En 1960, hace poco, el Hombre Feliz se había transformado en el Hombre Jovial. Tiene más de sesenta años ya. Su pelo ha blanqueado por completo y es nuncio de próxima vejez. Alrededor de sus ojos y de su boca se multiplican las arrugas concéntricas. Ríe constantemente y los ojos le bullen mucho, tanto que parece inclinarse a la terapéutica de aquel aforismo que dice: «El vino es la leche de los viejos». Los dientes no parecen muy firmes en sus encías; bailan la tartajosa danza de la piorrea, y la voz se le escapa en eses por todas partes.

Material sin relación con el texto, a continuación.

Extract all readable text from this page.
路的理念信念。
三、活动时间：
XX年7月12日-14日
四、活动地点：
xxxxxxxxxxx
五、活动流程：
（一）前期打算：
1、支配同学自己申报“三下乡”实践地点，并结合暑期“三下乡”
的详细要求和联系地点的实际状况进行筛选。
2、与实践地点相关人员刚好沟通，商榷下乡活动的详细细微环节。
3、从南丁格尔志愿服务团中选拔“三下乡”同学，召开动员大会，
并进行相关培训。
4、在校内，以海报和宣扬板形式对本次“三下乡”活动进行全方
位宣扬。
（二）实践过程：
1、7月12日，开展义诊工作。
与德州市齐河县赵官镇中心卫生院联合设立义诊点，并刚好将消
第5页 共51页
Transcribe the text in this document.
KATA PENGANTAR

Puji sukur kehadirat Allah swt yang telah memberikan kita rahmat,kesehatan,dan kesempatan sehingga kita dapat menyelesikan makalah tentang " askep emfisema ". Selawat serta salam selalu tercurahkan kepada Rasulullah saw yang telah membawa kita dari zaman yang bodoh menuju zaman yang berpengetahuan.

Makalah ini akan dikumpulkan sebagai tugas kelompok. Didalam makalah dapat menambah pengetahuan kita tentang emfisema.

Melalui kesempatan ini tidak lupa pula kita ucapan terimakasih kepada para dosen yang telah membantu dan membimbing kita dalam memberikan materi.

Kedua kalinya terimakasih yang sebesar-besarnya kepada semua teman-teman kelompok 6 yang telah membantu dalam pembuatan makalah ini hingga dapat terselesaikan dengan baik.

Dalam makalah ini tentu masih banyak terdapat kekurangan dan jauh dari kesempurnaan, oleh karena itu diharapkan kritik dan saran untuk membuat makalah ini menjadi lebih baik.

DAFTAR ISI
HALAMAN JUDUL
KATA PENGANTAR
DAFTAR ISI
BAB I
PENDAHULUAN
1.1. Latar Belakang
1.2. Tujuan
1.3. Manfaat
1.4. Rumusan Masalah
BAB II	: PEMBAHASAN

Cuando va por la calle con la invariable Mujer Ecuánime, sigue asiéndola fuertemente del brazo; pero ahora, junto con el entusiasmo hacia ella, que no ha cedido en nada, lo hace también para andar con mayor seguridad, porque el Hombre Jovial vacila a veces; más que por los años, porque parece amagarle la apoplejía. Hace unos días, la Mujer Ecuánime le decía adiós desde lo alto de la escalera mecánica de la plaza de Cataluña. El, abajo, dispuesto a tomar el tren de Sarria, agitaba vivamente el brazo, y al girar, cuando la perdió de vista, dio un traspiés y estuvo a punto de caerse.

¡Vidas anónimas que pasan en fragmentos por las calles de la ciudad!
El Hombre Jovial desaparecerá pronto de ellas. Un día será el Hombre Enfermo, y luego el Hombre Muerto.
Sin embargo, parece indiferente a su destino. Tal vez por la seguridad de que a su lado estará entonces la Mujer Ecuánime para darle las gotas y arreglarle la almohada. Y para cerrarle los ojos cuando se le queden abiertos contemplando la eternidad.